You’ve already heard plenty of Blizzard of ’16 stories, but you haven’t heard about Southwest Airlines Flight 451.

The Boeing 737 took off from Philadelphia International Airport on Jan. 22 at around 6:52 a.m. and was headed for Fort Lauderdale. The 142 passengers aboard — many headed for Caribbean cruises — were thrilled to be leaving the Northeast just hours ahead of a historic storm that was barreling up the East Coast.

There was a lot of air turbulence that morning, especially over the Carolinas.
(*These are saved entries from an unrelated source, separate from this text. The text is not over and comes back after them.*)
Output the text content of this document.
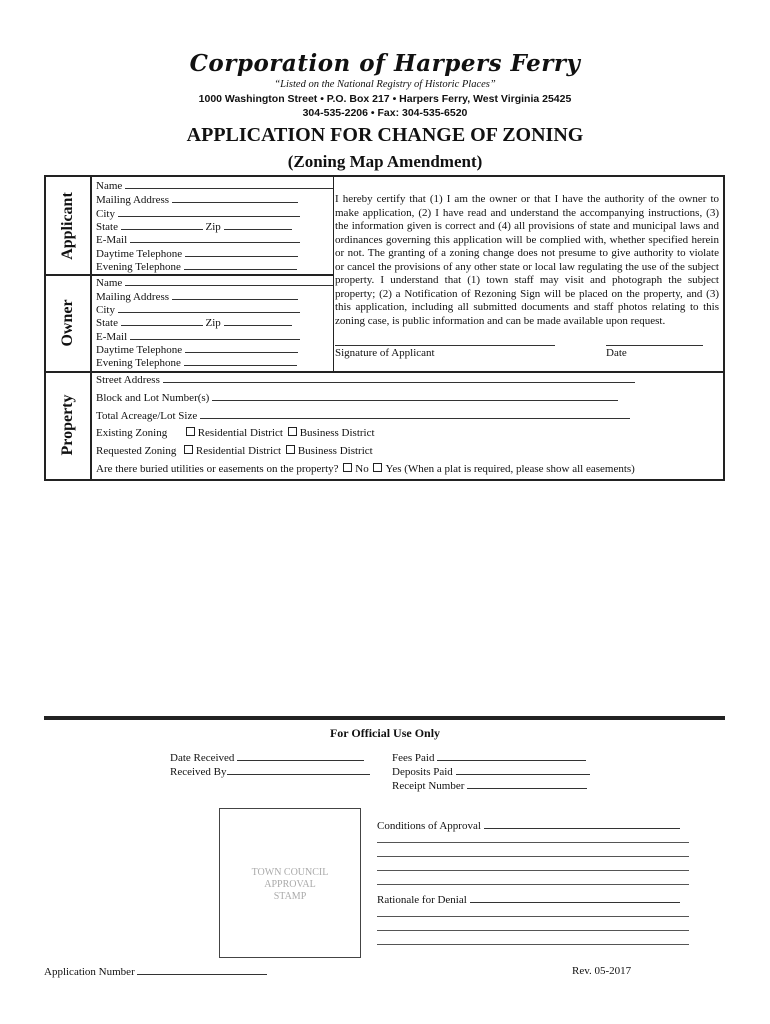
Corporation of Harpers Ferry
“Listed on the National Registry of Historic Places”
1000 Washington Street • P.O. Box 217 • Harpers Ferry, West Virginia 25425
304-535-2206 • Fax: 304-535-6520
APPLICATION FOR CHANGE OF ZONING
(Zoning Map Amendment)
Applicant
Owner
Property
Name
Mailing Address
City
State	Zip
E-Mail
Daytime Telephone
Evening Telephone
Name
Mailing Address
City
State	Zip
E-Mail
Daytime Telephone
Evening Telephone
I hereby certify that (1) I am the owner or that I have the authority of the owner to make application, (2) I have read and understand the accompanying instructions, (3) the information given is correct and (4) all provisions of state and municipal laws and ordinances governing this application will be complied with, whether specified herein or not. The granting of a zoning change does not presume to give authority to violate or cancel the provisions of any other state or local law regulating the use of the subject property. I understand that (1) town staff may visit and photograph the subject property; (2) a Notification of Rezoning Sign will be placed on the property, and (3) this application, including all submitted documents and staff photos relating to this zoning case, is public information and can be made available upon request.
Signature of Applicant	Date
Street Address
Block and Lot Number(s)
Total Acreage/Lot Size
Existing Zoning	Residential District Business District
Requested Zoning Residential District Business District
Are there buried utilities or easements on the property? No Yes (When a plat is required, please show all easements)
For Official Use Only
Date Received
Received By
Fees Paid
Deposits Paid
Receipt Number
TOWN COUNCIL
APPROVAL
STAMP
Conditions of Approval
Rationale for Denial
Application Number	Rev. 05-2017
But it is what happened when Flight 451 tried to land in fog-choked Lauderdale — which was getting the tail end of Winter Storm Jonas — that makes most of the other blizzard experiences pale in comparison.

A passenger named Bonnie told me that the plane came in rough and was only feet off the tarmac when the pilot suddenly changed his mind and abruptly took the craft back up.
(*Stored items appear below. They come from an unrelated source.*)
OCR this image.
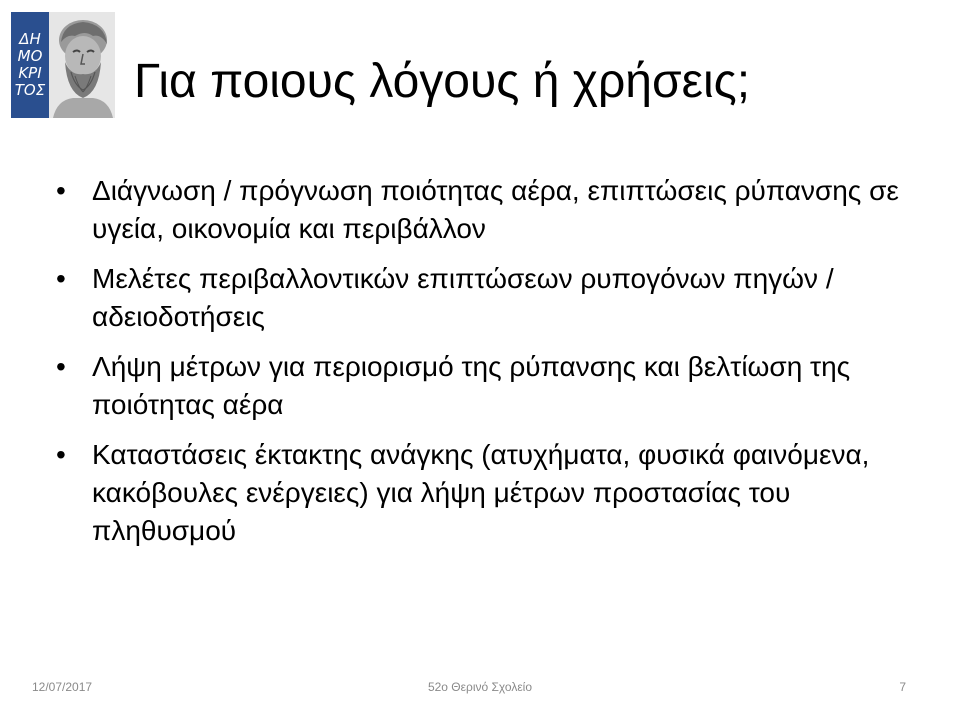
ΔΗ
ΜΟ
ΚΡΙ
ΤΟΣ Για ποιους λόγους ή χρήσεις;
• Διάγνωση / πρόγνωση ποιότητας αέρα, επιπτώσεις ρύπανσης σε υγεία, οικονομία και περιβάλλον
• Μελέτες περιβαλλοντικών επιπτώσεων ρυπογόνων πηγών / αδειοδοτήσεις
• Λήψη μέτρων για περιορισμό της ρύπανσης και βελτίωση της ποιότητας αέρα
• Καταστάσεις έκτακτης ανάγκης (ατυχήματα, φυσικά φαινόμενα, κακόβουλες ενέργειες) για λήψη μέτρων προστασίας του πληθυσμού
12/07/2017	52ο Θερινό Σχολείο	7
Frightened passengers were told that either the pilot or Air Traffic Control didn’t like how he was coming in and aborted the landing.
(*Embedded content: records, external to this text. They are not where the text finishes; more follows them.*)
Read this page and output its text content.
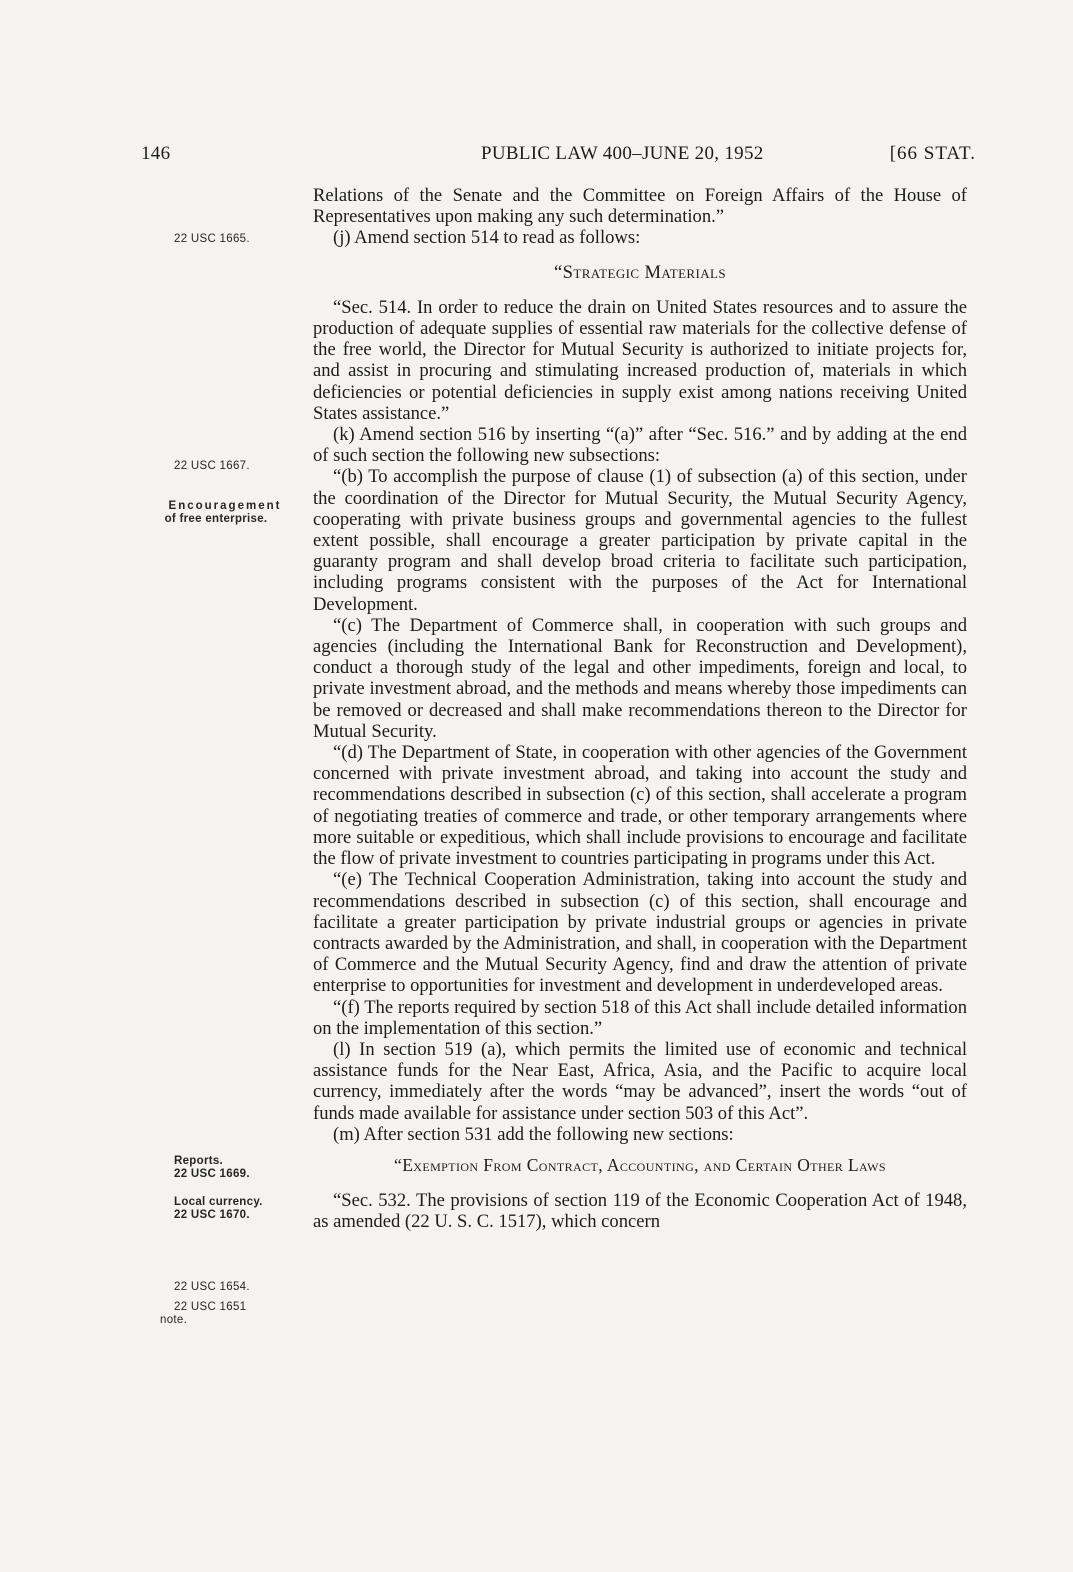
146	PUBLIC LAW 400–JUNE 20, 1952	[66 STAT.
22 USC 1665.
22 USC 1667.
Encouragement
of free enterprise.
Reports.
22 USC 1669.
Local currency.
22 USC 1670.
22 USC 1654.
22 USC 1651
note.

Relations of the Senate and the Committee on Foreign Affairs of the House of Representatives upon making any such determination.”

(j) Amend section 514 to read as follows:

“Strategic Materials

“Sec. 514. In order to reduce the drain on United States resources and to assure the production of adequate supplies of essential raw materials for the collective defense of the free world, the Director for Mutual Security is authorized to initiate projects for, and assist in procuring and stimulating increased production of, materials in which deficiencies or potential deficiencies in supply exist among nations receiving United States assistance.”

(k) Amend section 516 by inserting “(a)” after “Sec. 516.” and by adding at the end of such section the following new subsections:

“(b) To accomplish the purpose of clause (1) of subsection (a) of this section, under the coordination of the Director for Mutual Security, the Mutual Security Agency, cooperating with private business groups and governmental agencies to the fullest extent possible, shall encourage a greater participation by private capital in the guaranty program and shall develop broad criteria to facilitate such participation, including programs consistent with the purposes of the Act for International Development.

“(c) The Department of Commerce shall, in cooperation with such groups and agencies (including the International Bank for Reconstruction and Development), conduct a thorough study of the legal and other impediments, foreign and local, to private investment abroad, and the methods and means whereby those impediments can be removed or decreased and shall make recommendations thereon to the Director for Mutual Security.

“(d) The Department of State, in cooperation with other agencies of the Government concerned with private investment abroad, and taking into account the study and recommendations described in subsection (c) of this section, shall accelerate a program of negotiating treaties of commerce and trade, or other temporary arrangements where more suitable or expeditious, which shall include provisions to encourage and facilitate the flow of private investment to countries participating in programs under this Act.

“(e) The Technical Cooperation Administration, taking into account the study and recommendations described in subsection (c) of this section, shall encourage and facilitate a greater participation by private industrial groups or agencies in private contracts awarded by the Administration, and shall, in cooperation with the Department of Commerce and the Mutual Security Agency, find and draw the attention of private enterprise to opportunities for investment and development in underdeveloped areas.

“(f) The reports required by section 518 of this Act shall include detailed information on the implementation of this section.”

(l) In section 519 (a), which permits the limited use of economic and technical assistance funds for the Near East, Africa, Asia, and the Pacific to acquire local currency, immediately after the words “may be advanced”, insert the words “out of funds made available for assistance under section 503 of this Act”.

(m) After section 531 add the following new sections:

“Exemption From Contract, Accounting, and Certain Other Laws

“Sec. 532. The provisions of section 119 of the Economic Cooperation Act of 1948, as amended (22 U. S. C. 1517), which concern
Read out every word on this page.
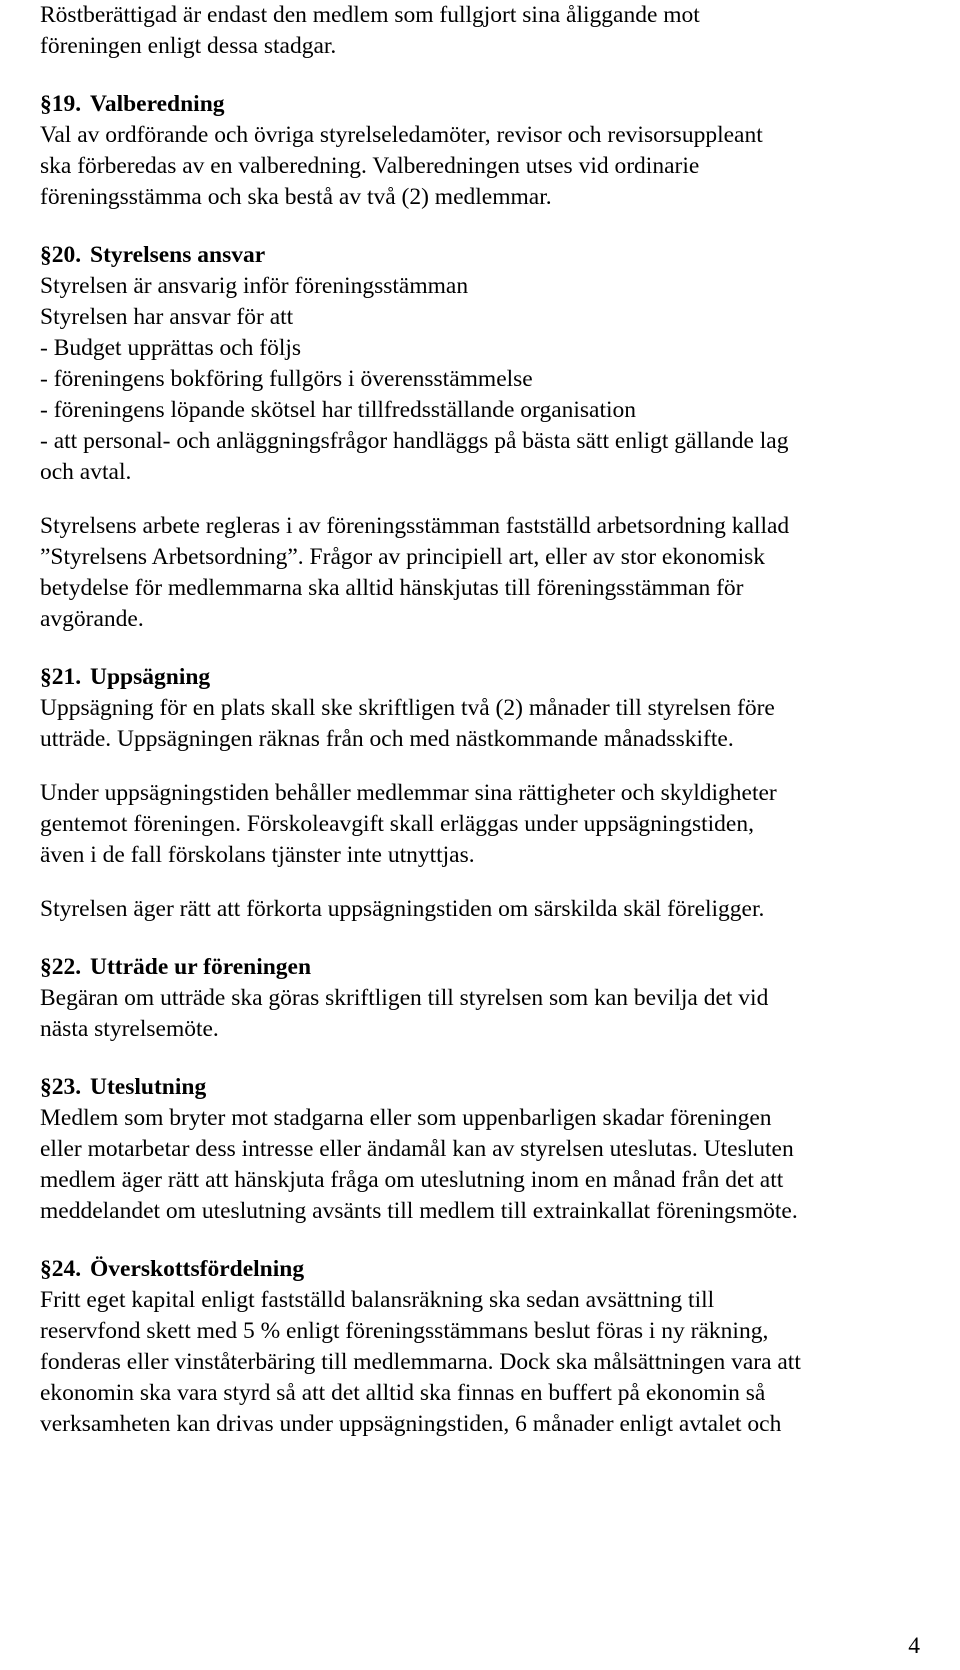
Röstberättigad är endast den medlem som fullgjort sina åliggande mot
föreningen enligt dessa stadgar.
§19. Valberedning
Val av ordförande och övriga styrelseledamöter, revisor och revisorsuppleant
ska förberedas av en valberedning. Valberedningen utses vid ordinarie
föreningsstämma och ska bestå av två (2) medlemmar.
§20. Styrelsens ansvar
Styrelsen är ansvarig inför föreningsstämman
Styrelsen har ansvar för att
- Budget upprättas och följs
- föreningens bokföring fullgörs i överensstämmelse
- föreningens löpande skötsel har tillfredsställande organisation
- att personal- och anläggningsfrågor handläggs på bästa sätt enligt gällande lag
och avtal.
Styrelsens arbete regleras i av föreningsstämman fastställd arbetsordning kallad
”Styrelsens Arbetsordning”. Frågor av principiell art, eller av stor ekonomisk
betydelse för medlemmarna ska alltid hänskjutas till föreningsstämman för
avgörande.
§21. Uppsägning
Uppsägning för en plats skall ske skriftligen två (2) månader till styrelsen före
utträde. Uppsägningen räknas från och med nästkommande månadsskifte.
Under uppsägningstiden behåller medlemmar sina rättigheter och skyldigheter
gentemot föreningen. Förskoleavgift skall erläggas under uppsägningstiden,
även i de fall förskolans tjänster inte utnyttjas.
Styrelsen äger rätt att förkorta uppsägningstiden om särskilda skäl föreligger.
§22. Utträde ur föreningen
Begäran om utträde ska göras skriftligen till styrelsen som kan bevilja det vid
nästa styrelsemöte.
§23. Uteslutning
Medlem som bryter mot stadgarna eller som uppenbarligen skadar föreningen
eller motarbetar dess intresse eller ändamål kan av styrelsen uteslutas. Utesluten
medlem äger rätt att hänskjuta fråga om uteslutning inom en månad från det att
meddelandet om uteslutning avsänts till medlem till extrainkallat föreningsmöte.
§24. Överskottsfördelning
Fritt eget kapital enligt fastställd balansräkning ska sedan avsättning till
reservfond skett med 5 % enligt föreningsstämmans beslut föras i ny räkning,
fonderas eller vinståterbäring till medlemmarna. Dock ska målsättningen vara att
ekonomin ska vara styrd så att det alltid ska finnas en buffert på ekonomin så
verksamheten kan drivas under uppsägningstiden, 6 månader enligt avtalet och
4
Bonnie and some cruise-mates were taking the edge off over glasses of wine in Miami Beach when they told me and others what had happened.

“We circled for three hours,” she said, still shaken. Eventually the plane was running low on fuel and needed to land in Orlando, hundreds of miles away.

Other women who were on the plane confirmed the story.

I asked Southwest about the incident and whether it had been reported to the Federal Aviation Administration.

The airline confirmed that Flight 451 needed to be diverted to Orlando “due to heavy thunderstorms impacting Air Traffic Control arrival rates at Southeast Florida airports” and that its “pilots and network controllers are in constant contact” with the FAA.

But the airline also claims “there’s nothing mechanically or procedurally out of the normal to report.”

Huh! Maybe Bonnie and her friends were imagining this.

Perhaps someone at the FAA should ask the pilot how close to landing he came. And why would he go back up into a thunderstorm?

Like the plane that morning, Southwest’s explanation sounds a little shaky.